Many associations are poorly funded in the state of Washington. That’s a fact. Perhaps this is the reason why many choose not to include these disclosures within the budget mailing package to all owners as required by WA law for many during the budget process (we estimate only 1/3 are providing them – and we do it for you, for free). They often bring bad news. If that’s the case within your community association, or one you know, they are missing an opportunity.

Reserves disclosures highlight several important pieces of information, essentially boiling down to: the funding path recommended by the reserve study provider, and the funding path set by the board of directors through the proposed budgeted reserve contributions within the upcoming budget cycle.

In the sample / actual below, the association is proposing $7,421 per month ($63.97 per unit) be budgeted to reserves. The reserve study provider is recommending $17,177 ($148.08 per unit). Big difference! Read on to see the ramifications of the board’s decision.

WA Practical App #6 Image 1

The second page of the reserves disclosure shows a 30-year cash flow summary recommended by the RS provider, illustrating how the association can meet their projected expenses and gradually build reserve fund strength over time (see 10 year snippet below):

WA Practical App #6 Image 2

 The third page of the reserves disclosure shows another 30-year cash flow summary based upon the board’s proposed budgeted reserve contributions. (see 10 year snippet below).
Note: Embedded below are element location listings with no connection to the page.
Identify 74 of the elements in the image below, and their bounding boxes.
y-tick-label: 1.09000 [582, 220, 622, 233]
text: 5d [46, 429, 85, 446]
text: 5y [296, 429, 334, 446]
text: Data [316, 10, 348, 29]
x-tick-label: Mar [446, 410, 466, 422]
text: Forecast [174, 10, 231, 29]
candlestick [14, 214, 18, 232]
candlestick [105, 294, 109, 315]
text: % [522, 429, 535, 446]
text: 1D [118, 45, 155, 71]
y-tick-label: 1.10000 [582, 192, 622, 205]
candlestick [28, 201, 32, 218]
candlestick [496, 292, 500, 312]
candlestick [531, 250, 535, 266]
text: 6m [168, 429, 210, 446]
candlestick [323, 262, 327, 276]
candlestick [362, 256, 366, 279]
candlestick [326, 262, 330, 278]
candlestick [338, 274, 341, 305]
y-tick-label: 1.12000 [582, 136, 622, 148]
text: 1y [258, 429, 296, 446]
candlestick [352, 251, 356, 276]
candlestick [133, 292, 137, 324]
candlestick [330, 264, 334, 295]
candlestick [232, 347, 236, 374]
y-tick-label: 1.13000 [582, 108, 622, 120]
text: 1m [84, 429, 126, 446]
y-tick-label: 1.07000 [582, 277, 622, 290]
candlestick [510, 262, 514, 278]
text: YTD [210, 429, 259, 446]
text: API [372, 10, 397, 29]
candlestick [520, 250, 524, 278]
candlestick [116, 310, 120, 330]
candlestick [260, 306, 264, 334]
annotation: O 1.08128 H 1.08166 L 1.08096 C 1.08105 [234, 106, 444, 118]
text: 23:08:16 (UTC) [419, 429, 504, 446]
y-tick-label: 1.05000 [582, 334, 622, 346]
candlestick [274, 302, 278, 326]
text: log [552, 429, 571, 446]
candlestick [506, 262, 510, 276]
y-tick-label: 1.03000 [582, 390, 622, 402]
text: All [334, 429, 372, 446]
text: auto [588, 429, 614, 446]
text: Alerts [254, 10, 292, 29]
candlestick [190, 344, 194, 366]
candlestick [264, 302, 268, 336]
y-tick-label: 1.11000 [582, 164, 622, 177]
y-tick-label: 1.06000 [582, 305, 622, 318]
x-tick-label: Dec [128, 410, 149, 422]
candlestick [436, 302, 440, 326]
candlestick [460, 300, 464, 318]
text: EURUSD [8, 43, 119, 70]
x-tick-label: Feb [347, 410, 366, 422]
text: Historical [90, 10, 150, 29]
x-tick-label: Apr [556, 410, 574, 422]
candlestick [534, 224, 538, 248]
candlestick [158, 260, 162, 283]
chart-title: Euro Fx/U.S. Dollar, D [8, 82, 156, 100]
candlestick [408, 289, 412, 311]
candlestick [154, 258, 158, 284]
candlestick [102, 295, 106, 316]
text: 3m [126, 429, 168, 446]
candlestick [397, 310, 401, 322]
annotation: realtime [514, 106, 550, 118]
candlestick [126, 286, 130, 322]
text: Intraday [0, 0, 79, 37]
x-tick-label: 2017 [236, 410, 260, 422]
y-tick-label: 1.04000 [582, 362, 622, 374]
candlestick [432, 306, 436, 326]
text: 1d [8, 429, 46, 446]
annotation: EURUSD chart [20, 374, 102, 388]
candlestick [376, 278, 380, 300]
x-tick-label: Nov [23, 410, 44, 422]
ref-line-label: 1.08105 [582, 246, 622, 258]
WA Practical App #6 Image 3

Recently, a tenured attorney (developer client base) told me “reserve studies don’t really tell you much”. What does the above information tell you?  It tells me the current plan is to run the association out of money in seven years. It tells me not to consider purchasing here without heavy negotiation of the sales price. It tells me the current assessments are inadequate. It tells me this is a high-risk community. It tells me lots of things…

Now how can this type of information actually help you? You can’t gloss over it – the disclosure highlights the truth, and sometimes the truth hurts. When you begin with the truth, you’re that much closer to the solution. Reserve expenses are inevitable – don’t hide from them – plan for them. Provide this disclosure to all owners. Hey, it’s required!

As I stated earlier in the practical application series, begin with a 5-year plan (expenses far right column). Communicate the upcoming expenses to the community and together find the best value for the community for these projects, being proactive instead of reactive. Yes you may face some anger and varying opinions, but you will also discover helpful suggestions and potential new volunteers who ask good questions as a result of the disclosure. One of your truthful answers may be “Yes, clearly the board of directors has not done a good enough job preparing the community for these expenses. But we are here now with a desire to do something about it”.  Volunteers are the lifeblood of your community, and reserves disclosures will not only help you prepare for projects, they may also uncover your next valued board or committee member.